A macaúba é uma palmeira nativa no Brasil, com forte presença natural em Minas Gerais. Apresenta elevada produtividade em óleo, 10 vezes superior à produtividade da soja e não compete com outras oleaginosas na cadeia alimentar humana.

A estimativa da Organização das Nações Unidas (ONU) é de que, em 2050, a população mundial chegue perto de 10 bilhões de habitantes, o que demandará cada vez mais a produção sustentável de alimentos e energia.

Em Minas, existem pesquisadores interessados no desenvolvimento da palmeira como fonte de matéria-prima para a indústria química e de biocombustíveis (biodiesel, bioquerosene e diesel verde). No Laboratório de Ensaios de Combustíveis da Universidade Federal de Minas Gerais (LEC-UFMG), os trabalhos envolvem alunos de graduação, mestrado e doutorado. 

No laboratório são testados novos catalisadores, processos mais simples, eficientes e de menor custo, bem como novas matérias-primas, além de desenvolvimento de produtos que permitem o aproveitamento integral da planta. A instituição tem uma patente registrada no Instituto Nacional da Propriedade Intelectual (Inpi) e parceria com pesquisadores do Brasil e do exterior.

Em Viçosa (Território Caparaó) há estudos relevantes sobre a domesticação da palmeira, gerando conhecimento sobre germinação, plantio, manejo, maturação do fruto e colheita, no Departamento de Agronomia da Universidade Federal de Viçosa (UFV).

Um dos nomes mais conhecidos desse trabalho no Brasil é o professor Sérgio Motoike, que lidera as pesquisas da Rede Macaúba de Pesquisa (Remape). Essa rede reúne especialistas da própria UFV e de outras instituições de ensino e pesquisa com resultados animadores.

Existem pesquisas em desenvolvimento na Universidade Federal de Uberlândia (UFU), no Triângulo Norte, e no campus da UFMG em Montes Claros (Território Norte). Nesta região há apoio à agricultura familiar em uma parceria com a cooperativa local, que faz a colheita e o esmagamento dos cocos da macaúba.

O óleo produzido na região é destinado à fabricação de cosméticos e também ao biodiesel, na usina da Petrobras. Ainda na UFMG estão em andamento pesquisas para produção de carvão ativado a partir do endocarpo (parte dura em volta da semente) do coco de macaúba.

A especialista Vânya Pasa explica que é difícil contabilizar os pesquisadores da macaúba, mas que existem várias frentes de trabalho. “Com uma infraestrutura multiúso a ser compartilhada, como é o caso do nosso laboratório, há uma tendência de crescimento. O grande desafio é escalonar o conhecimento gerado até agora”, revela.

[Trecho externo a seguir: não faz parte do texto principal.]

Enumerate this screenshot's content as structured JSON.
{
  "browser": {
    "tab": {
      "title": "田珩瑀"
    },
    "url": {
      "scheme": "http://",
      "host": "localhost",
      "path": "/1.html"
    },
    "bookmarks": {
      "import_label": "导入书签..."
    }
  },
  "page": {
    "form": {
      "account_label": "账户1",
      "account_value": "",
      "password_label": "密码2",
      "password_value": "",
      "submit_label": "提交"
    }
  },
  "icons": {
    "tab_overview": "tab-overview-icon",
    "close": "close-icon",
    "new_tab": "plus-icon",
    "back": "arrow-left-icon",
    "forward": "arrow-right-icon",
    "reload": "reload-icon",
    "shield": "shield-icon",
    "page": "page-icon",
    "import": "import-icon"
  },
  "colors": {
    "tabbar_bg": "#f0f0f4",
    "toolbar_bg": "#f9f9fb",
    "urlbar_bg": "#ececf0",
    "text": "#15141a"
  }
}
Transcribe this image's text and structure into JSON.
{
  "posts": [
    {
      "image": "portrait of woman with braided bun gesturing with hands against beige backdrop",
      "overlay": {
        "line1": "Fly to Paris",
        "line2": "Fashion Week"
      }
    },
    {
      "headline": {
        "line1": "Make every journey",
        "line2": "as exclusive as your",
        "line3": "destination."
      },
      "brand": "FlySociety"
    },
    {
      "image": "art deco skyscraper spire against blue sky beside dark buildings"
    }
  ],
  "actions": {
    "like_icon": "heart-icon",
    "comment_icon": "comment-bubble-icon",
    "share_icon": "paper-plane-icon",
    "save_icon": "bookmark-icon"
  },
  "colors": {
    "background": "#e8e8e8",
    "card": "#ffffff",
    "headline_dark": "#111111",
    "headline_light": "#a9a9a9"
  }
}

Outras frentes – No Território da Mata, o projeto Plataforma de Bioquerosene e Renováveis da Zona da Mata é liderado pelo presidente da Curcas Diesel Brasil, Mike Lu. O empresário sino-brasileiro se juntou aos municípios da região, inclusive Juiz de Fora, por meio do coordenador de Projetos Jackson Moreira (Secretaria Municipal de Desenvolvimento Econômico, Trabalho e Turismo) e do empresário Orlando Arruda, das empresas Entaban Brasil e Agropecuária Serra das Flores.

Essa união sinaliza com o plantio de milhares de palmeiras da macaúba para recuperar áreas degradadas, preservar nascentes, gerar matéria-prima para a indústria química e de aviação. A região tem a expectativa de se transformar em polo de produção e beneficiamento.

Na iniciativa privada, atualmente, destaca-se a Soleá, em João Pinheiro (Território Noroeste). A empresa realiza experiência com o plantio da macaúba em larga escala. Outras iniciativas foram registradas também com as empresas Paradigma e Entaban.

No Brasil foi criada a Rede Brasileira de Pesquisas em Bioquerosene e Hidrocarbonetos, mas não foram aportados recursos para os trabalhos experimentais. Existem pesquisas em outros grupos, ainda em fase inicial, já que ainda demandam tecnologias.

Neste caso, os resultados são menos expressivos se comparados aos conseguidos com o biodiesel. A Empresa Brasileira de Pesquisa Agropecuária (Embrapa) também tem vasto volume de conhecimentos gerados sobre a macaúba e seus óleos.